Julgas-te capaz de deitar mãos a esta empresa que a nós dois fará imortais?
- Julgo que sim, Rei - disse o poeta.
- Sou o Ollan. Durante doze Invernos cursei as disciplinas da métrica. De memória sei as trezentas e sessenta fábulas que são a base da verdadeira poesia. Os ciclos de Ulster e Munster estão nas cordas da minha harpa. As leis autorizam-me a prodigalizar as vozes mais arcaicas do idioma, e as mais complicadas metáforas. Domino a escrita secreta que defende a nossa arte do exame indiscreto do vulgo. Posso celebrar os amores, os roubos de gado, as navegações, as guerras. Conheço as linhagens mitológicas de todas as casas reais da Irlanda. Domino as virtudes das ervas, a astrologia judiciária, as matemáticas e o direito canónico. Num certame público derrotei os meus rivais. Adestrei-me na sátira que produz enfermidades na pele, incluindo a lepra. Sei manejar a espada, como provei na tua batalha. Só uma coisa ignoro: a forma de agradecer a honra que me dás.

O Rei, que facilmente se cansava com discursos compridos e alheios, disse aliviado:
- Estou farto de saber essas coisas. Acabam de afirmar-me que o rouxinol já cantou na Inglaterra. Quando passarem as chuvas e neves, quando o rouxinol regressar das suas terras do Sul, hás-de recitar o teu louvor perante a corte e o Colégio dos poetas. Dou-te um ano inteiro. Vais limar cada letra e cada palavra. A recompensa, já sabes, não será indigna da minha tradição real nem das tuas inspiradas vigílias.
- Rei, a melhor recompensa é ver o teu rosto - disse o poeta que também era um cortesão.
Fez as suas reverências e saiu a entrever, já, alguns versos.
Cumprido o prazo, que foi de epidemias e rebeliões, apresentou o panegírico.
Declarou-o com segurança lenta, sem deitar uma olhadela, sequer, ao manuscrito.
O Rei ia aprovando com a cabeça. Todos lhe imitavam o gesto, mesmo os que se aglomeravam nas portas e nem uma palavra decifravam.

Por fim o Rei falou.
- Aceito o teu trabalho. É outra vitória. Usaste cada vocábulo na sua acepção genuína e cada substantivo segundo o epíteto que os primeiros poetas lhe deram. Em todo o louvor não há uma única imagem que os clássicos não tenham usado.

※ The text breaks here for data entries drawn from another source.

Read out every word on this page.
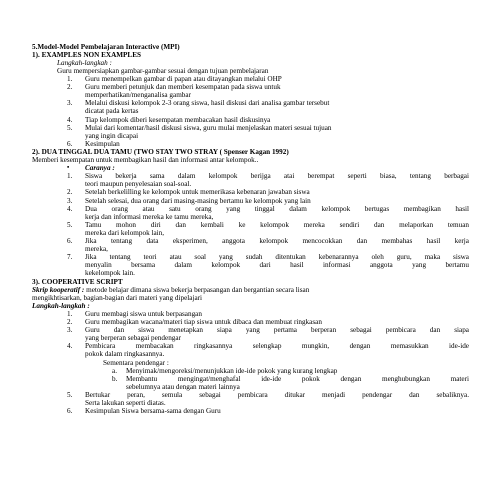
5.Model-Model Pembelajaran Interactive (MPI)
1). EXAMPLES NON EXAMPLES
Langkah-langkah :
Guru mempersiapkan gambar-gambar sesuai dengan tujuan pembelajaran
1. Guru menempelkan gambar di papan atau ditayangkan melalui OHP
2. Guru memberi petunjuk dan memberi kesempatan pada siswa untuk
memperhatikan/menganalisa gambar
3. Melalui diskusi kelompok 2-3 orang siswa, hasil diskusi dari analisa gambar tersebut
dicatat pada kertas
4. Tiap kelompok diberi kesempatan membacakan hasil diskusinya
5. Mulai dari komentar/hasil diskusi siswa, guru mulai menjelaskan materi sesuai tujuan
yang ingin dicapai
6. Kesimpulan
2). DUA TINGGAL DUA TAMU (TWO STAY TWO STRAY ( Spenser Kagan 1992)
Memberi kesempatan untuk membagikan hasil dan informasi antar kelompok..
▪ Caranya :
1. Siswa bekerja sama dalam kelompok berijga atai berempat seperti biasa, tentang berbagai
teori maupun penyelesaian soal-soal.
2. Setelah berkelilling ke kelompok untuk memerikasa kebenaran jawaban siswa
3. Setelah selesai, dua orang dari masing-masing bertamu ke kelompok yang lain
4. Dua orang atau satu orang yang tinggal dalam kelompok bertugas membagikan hasil
kerja dan informasi mereka ke tamu mereka,
5. Tamu mohon diri dan kembali ke kelompok mereka sendiri dan melaporkan temuan
mereka dari kelompok lain,
6. Jika tentang data eksperimen, anggota kelompok mencocokkan dan membahas hasil kerja
mereka,
7. Jika tentang teori atau soal yang sudah ditentukan kebenarannya oleh guru, maka siswa
menyalin bersama dalam kelompok dari hasil informasi anggota yang bertamu
kekelompok lain.
3). COOPERATIVE SCRIPT
Skrip kooperatif : metode belajar dimana siswa bekerja berpasangan dan bergantian secara lisan
mengikhtisarkan, bagian-bagian dari materi yang dipelajari
Langkah-langkah :
1. Guru membagi siswa untuk berpasangan
2. Guru membagikan wacana/materi tiap siswa untuk dibaca dan membuat ringkasan
3. Guru dan siswa menetapkan siapa yang pertama berperan sebagai pembicara dan siapa
yang berperan sebagai pendengar
4. Pembicara membacakan ringkasannya selengkap mungkin, dengan memasukkan ide-ide
pokok dalam ringkasannya.
Sementara pendengar :
a. Menyimak/mengoreksi/menunjukkan ide-ide pokok yang kurang lengkap
b. Membantu mengingat/menghafal ide-ide pokok dengan menghubungkan materi
sebelumnya atau dengan materi lainnya
5. Bertukar peran, semula sebagai pembicara ditukar menjadi pendengar dan sebaliknya.
Serta lakukan seperti diatas.
6. Kesimpulan Siswa bersama-sama dengan Guru
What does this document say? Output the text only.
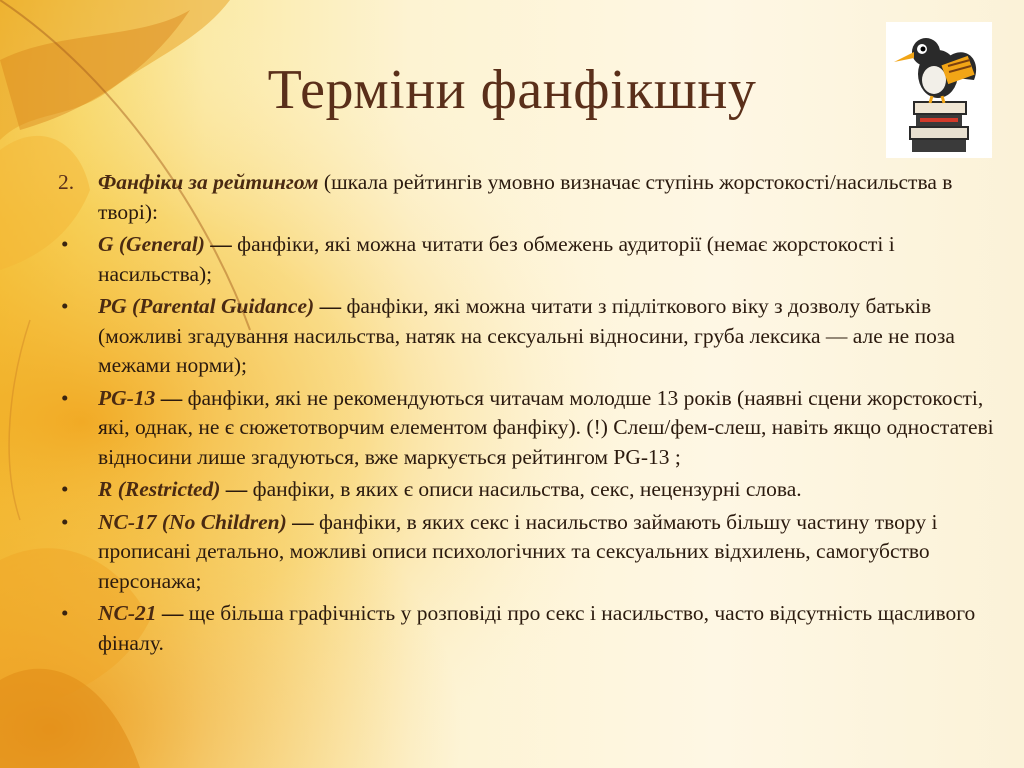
Терміни фанфікшну
2.	Фанфіки за рейтингом (шкала рейтингів умовно визначає ступінь жорстокості/насильства в творі):
•	G (General) — фанфіки, які можна читати без обмежень аудиторії (немає жорстокості і насильства);
•	PG (Parental Guidance) — фанфіки, які можна читати з підліткового віку з дозволу батьків (можливі згадування насильства, натяк на сексуальні відносини, груба лексика — але не поза межами норми);
•	PG-13 — фанфіки, які не рекомендуються читачам молодше 13 років (наявні сцени жорстокості, які, однак, не є сюжетотворчим елементом фанфіку). (!) Слеш/фем-слеш, навіть якщо одностатеві відносини лише згадуються, вже маркується рейтингом PG-13 ;
•	R (Restricted) — фанфіки, в яких є описи насильства, секс, нецензурні слова.
•	NC-17 (No Children) — фанфіки, в яких секс і насильство займають більшу частину твору і прописані детально, можливі описи психологічних та сексуальних відхилень, самогубство персонажа;
•	NC-21 — ще більша графічність у розповіді про секс і насильство, часто відсутність щасливого фіналу.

A guerra é o formoso tecido de homens e a água da espada é o sangue. O mar tem um deus próprio e as nuvens predizem o porvir. Manejaste com destreza a rima, a assonância, as quantidades, os artifícios da douta retórica, a sábia alteração da métrica. Se a literatura da Irlanda se perdesse toda - omen absit - permitiria a tua ode clássica reconstituí-la sem nenhuma falta. Trinta escribas vão transcrevê-la doze vezes.
Fez-se um silêncio e prosseguiu:

- Tudo está bem, apesar de não ter acontecido nada. O sangue não corre mais depressa nos pulsos. As mãos não se agarraram aos arcos. Ninguém empalideceu. Ninguém deu um grito de guerra ou expôs o seu peito aos Vikings. No prazo de um ano, poeta, havemos de aplaudir outro louvor. Em sinal da nossa aprovação toma este espelho, que é de prata.

- Dou graças e compreendo - disse o poeta.

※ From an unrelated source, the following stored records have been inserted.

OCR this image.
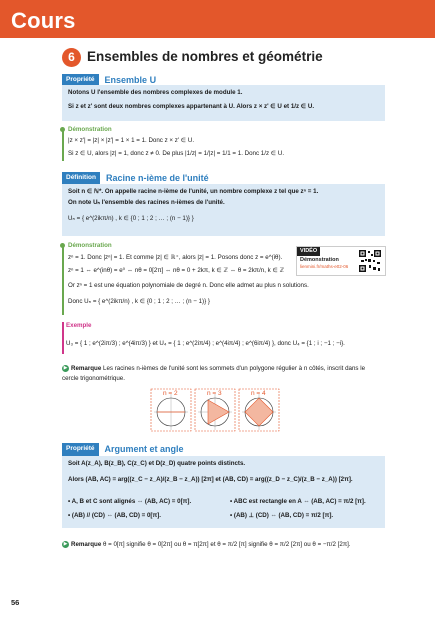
Cours
6 Ensembles de nombres et géométrie
Propriété	Ensemble U
Notons U l'ensemble des nombres complexes de module 1.
Si z et z' sont deux nombres complexes appartenant à U. Alors z × z' ∈ U et 1/z ∈ U.
Démonstration
|z × z'| = |z| × |z'| = 1 × 1 = 1. Donc z × z' ∈ U.
Si z ∈ U, alors |z| = 1, donc z ≠ 0. De plus |1/z| = 1/|z| = 1/1 = 1. Donc 1/z ∈ U.
Définition	Racine n-ième de l'unité
Soit n ∈ ℕ*. On appelle racine n-ième de l'unité, un nombre complexe z tel que zⁿ = 1.
On note Uₙ l'ensemble des racines n-ièmes de l'unité.
Uₙ = { e^(2ikπ/n) , k ∈ {0 ; 1 ; 2 ; … ; (n − 1)} }
Démonstration
zⁿ = 1. Donc |zⁿ| = 1. Et comme |z| ∈ ℝ⁺, alors |z| = 1. Posons donc z = e^(iθ).
zⁿ = 1 ⇔ e^(inθ) = e⁰ ⇔ nθ = 0[2π] ⇔ nθ = 0 + 2kπ, k ∈ ℤ ⇔ θ = 2kπ/n, k ∈ ℤ
Or zⁿ = 1 est une équation polynomiale de degré n. Donc elle admet au plus n solutions.
Donc Uₙ = { e^(2ikπ/n) , k ∈ {0 ; 1 ; 2 ; … ; (n − 1)} }
VIDÉO
Démonstration
lienmini.fr/maths-e02-06
Exemple
U₃ = { 1 ; e^(2iπ/3) ; e^(4iπ/3) } et U₄ = { 1 ; e^(2iπ/4) ; e^(4iπ/4) ; e^(6iπ/4) }, donc U₄ = {1 ; i ; −1 ; −i}.
▶ Remarque Les racines n-ièmes de l'unité sont les sommets d'un polygone régulier à n côtés, inscrit dans le
cercle trigonométrique.
n = 2	n = 3	n = 4
Propriété	Argument et angle
Soit A(z_A), B(z_B), C(z_C) et D(z_D) quatre points distincts.
Alors (AB, AC) = arg((z_C − z_A)/(z_B − z_A)) [2π] et (AB, CD) = arg((z_D − z_C)/(z_B − z_A)) [2π].
• A, B et C sont alignés ⇔ (AB, AC) = 0[π].	• ABC est rectangle en A ⇔ (AB, AC) = π/2 [π].
• (AB) // (CD) ⇔ (AB, CD) = 0[π].	• (AB) ⊥ (CD) ⇔ (AB, CD) = π/2 [π].
▶ Remarque θ = 0[π] signifie θ = 0[2π] ou θ = π[2π] et θ = π/2 [π] signifie θ = π/2 [2π] ou θ = −π/2 [2π].
56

As estrelas do céu retomaram o seu claro curso. Nos matagais saxónicos o rouxinol cantou de novo e o poeta voltou com o seu códice, menos comprido do que o anterior.
Não o repetiu de memória; leu-o com visível insegurança, omitindo certas passagens como se não entendesse nada delas, ou não quisesse profaná-las. A página era estranha. Não se tratava de uma descrição da batalha, era a batalha. Na sua desordem bélica agitava-se o Deus que é Três e Um, os numes pagãos da Irlanda e os que iriam guerrear, centenas de anos depois, no princípio da Edda maior. A forma não era menos curiosa. Um substantivo singular podia concordar com um verbo no plural. As preposições eram alheias às normas comuns. A aspereza alternava com a doçura. As metáforas eram arbitrárias, ou assim pareciam.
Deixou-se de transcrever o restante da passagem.